The “powers that be” first deny we are deathly ill.  Second, they want to limit antibiotics on a disease that can kill you – oh, and IV treatments including IVIGhttps://www.cdc.gov/mmwr/volumes/66/wr/mm6623a3.htm?s_cid=mm6623a3_e.  And now, they want to limit and perhaps take away alternative treatments such as homeopathy.  When will they be happy?  When we are all dead?

Read draft guidance here:  https://www.fda.gov/downloads/Drugs/GuidanceComplianceRegulatoryInformation/Guidances/UCM589373.pdf

Respond to FDA herehttps://www.regulations.gov/comment?D=FDA-2017-D-6580-0002

Malerba recommends the following regarding the content of your letter:

  • Submit positive comments (not criticisms) to the FDA in support of homeopathy
  • Tell the FDA that current regulatory guidelines (Compliance Policy Guide 400.00) are sufficient
  • Further regulations place your right to choose in jeopardy
  • If you live in CO, NM, PA, TN, WA, UT – please urge your legislators to tell the FDA not to scrap current guidelines.  Add your personal story of homeopathic success.  https://www.votervoice.net/AAHP/Campaigns/56505/Respond

Here’s a sample letter by Wellness Journeys:

“Please do not touch homeopathic remedies. They are not the problem. They do not kill 200,000 people a year like our prescription drugs do (I’m an investigative journalist…I know the numbers).

“The FDA’s only job is to ensure that products are manufactured according to legal standards and are properly labeled.
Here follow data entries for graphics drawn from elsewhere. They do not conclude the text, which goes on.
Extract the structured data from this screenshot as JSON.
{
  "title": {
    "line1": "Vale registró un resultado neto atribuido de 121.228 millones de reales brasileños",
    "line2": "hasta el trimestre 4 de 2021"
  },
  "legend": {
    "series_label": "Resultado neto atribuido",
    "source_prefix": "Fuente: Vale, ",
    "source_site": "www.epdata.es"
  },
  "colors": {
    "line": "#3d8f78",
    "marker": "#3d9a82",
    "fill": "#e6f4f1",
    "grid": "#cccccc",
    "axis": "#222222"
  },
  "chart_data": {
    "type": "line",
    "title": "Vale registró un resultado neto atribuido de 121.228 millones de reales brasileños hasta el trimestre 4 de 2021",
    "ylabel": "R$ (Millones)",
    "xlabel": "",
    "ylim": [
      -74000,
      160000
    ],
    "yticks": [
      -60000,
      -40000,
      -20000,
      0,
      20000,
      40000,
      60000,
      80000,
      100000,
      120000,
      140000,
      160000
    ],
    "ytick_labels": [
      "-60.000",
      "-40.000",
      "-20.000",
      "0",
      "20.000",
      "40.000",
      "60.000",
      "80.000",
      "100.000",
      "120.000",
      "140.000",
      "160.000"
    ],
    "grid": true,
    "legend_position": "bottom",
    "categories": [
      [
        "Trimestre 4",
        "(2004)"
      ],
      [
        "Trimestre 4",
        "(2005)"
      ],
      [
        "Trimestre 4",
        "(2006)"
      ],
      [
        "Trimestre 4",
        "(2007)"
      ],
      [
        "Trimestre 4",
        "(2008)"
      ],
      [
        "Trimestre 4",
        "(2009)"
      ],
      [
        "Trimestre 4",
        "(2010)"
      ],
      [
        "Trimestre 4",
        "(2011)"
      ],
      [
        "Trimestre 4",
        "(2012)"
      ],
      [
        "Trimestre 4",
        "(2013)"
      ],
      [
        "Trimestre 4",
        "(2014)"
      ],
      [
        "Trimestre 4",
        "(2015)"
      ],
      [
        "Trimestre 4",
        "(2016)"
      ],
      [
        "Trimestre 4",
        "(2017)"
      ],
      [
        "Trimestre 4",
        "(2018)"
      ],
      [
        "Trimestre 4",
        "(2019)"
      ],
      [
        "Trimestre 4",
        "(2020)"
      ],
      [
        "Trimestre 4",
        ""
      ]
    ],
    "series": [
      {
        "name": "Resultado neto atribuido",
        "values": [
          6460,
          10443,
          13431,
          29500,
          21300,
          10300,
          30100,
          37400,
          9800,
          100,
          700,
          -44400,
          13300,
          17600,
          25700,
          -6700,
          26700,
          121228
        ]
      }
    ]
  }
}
The rules and regulations governing homeopathic remedies that have been in place for most of the last century are more than adequate to protect the public.
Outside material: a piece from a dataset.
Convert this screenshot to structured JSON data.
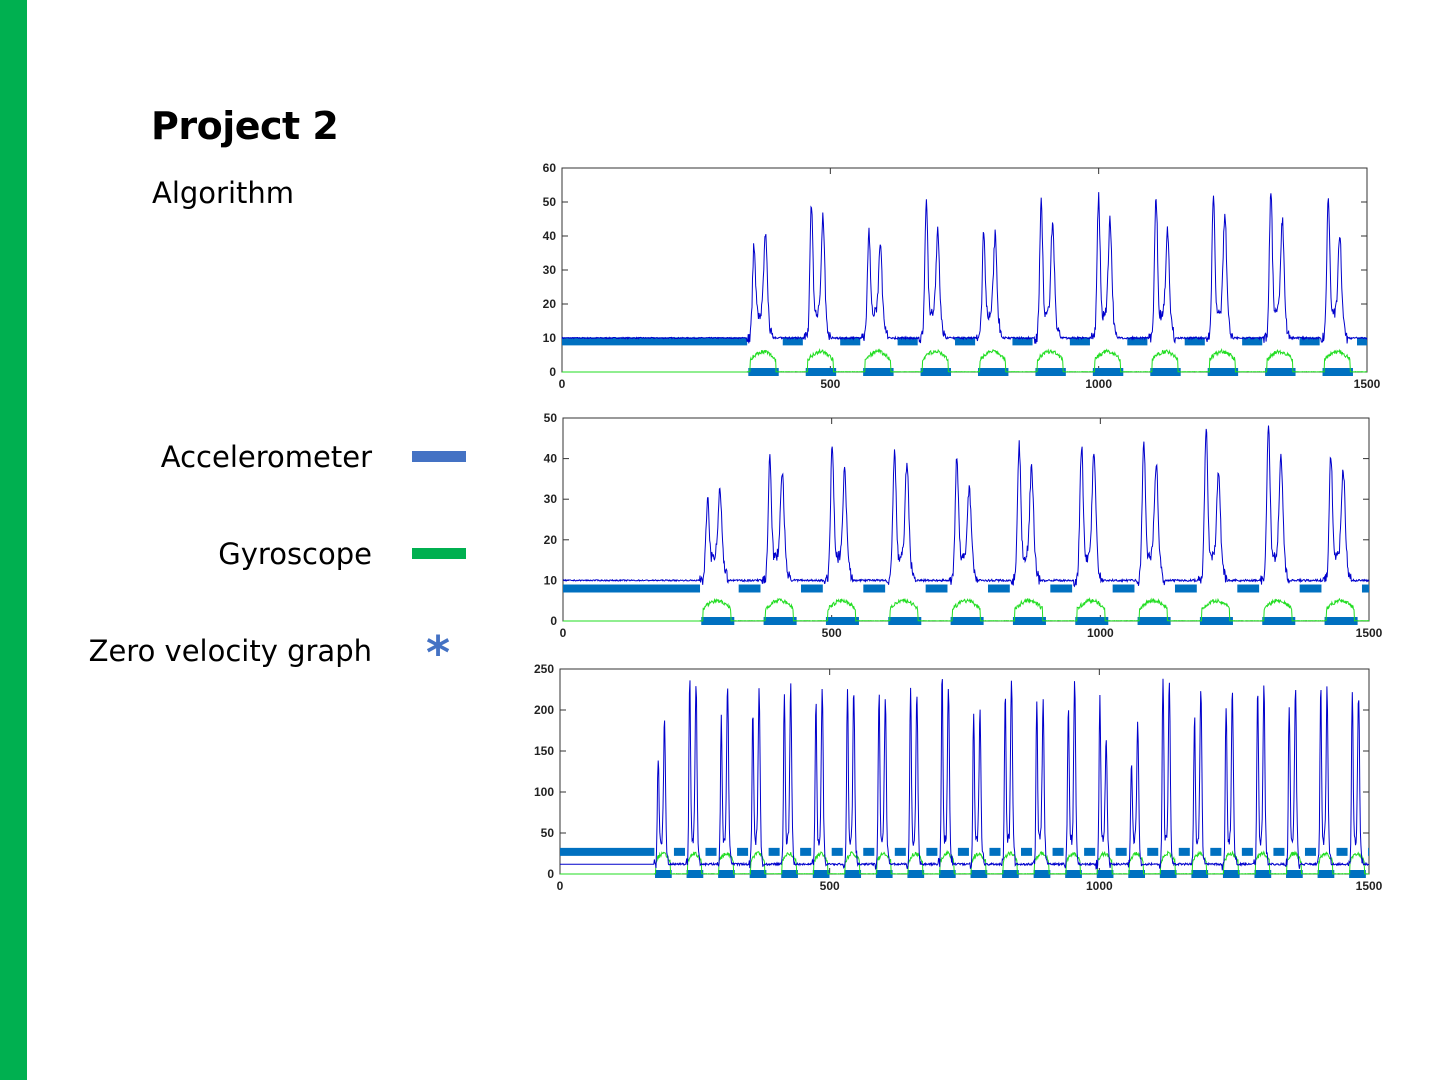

“It is the FDA’s responsibility to oversee toxic pharmaceuticals, not harmless homeopathic remedies, herbal remedies, and nutritional remedies.

“It is not the FDA’s responsibility to determine which modes of health care are legal or appropriate in America.

“It is the FDA’s responsibility to make sure our drugs and foods are safe. And you’re not doing that job very well. Europe has stricter policies about food additives than we do here, and our food is harming us.

“Maybe the FDA can re-focus on its original purpose and protect the people from being harmed by the crap you’ve allowed into our food supply.”

I’ll admit some of that wasn’t “positive,” but he took the words right out of my mouth!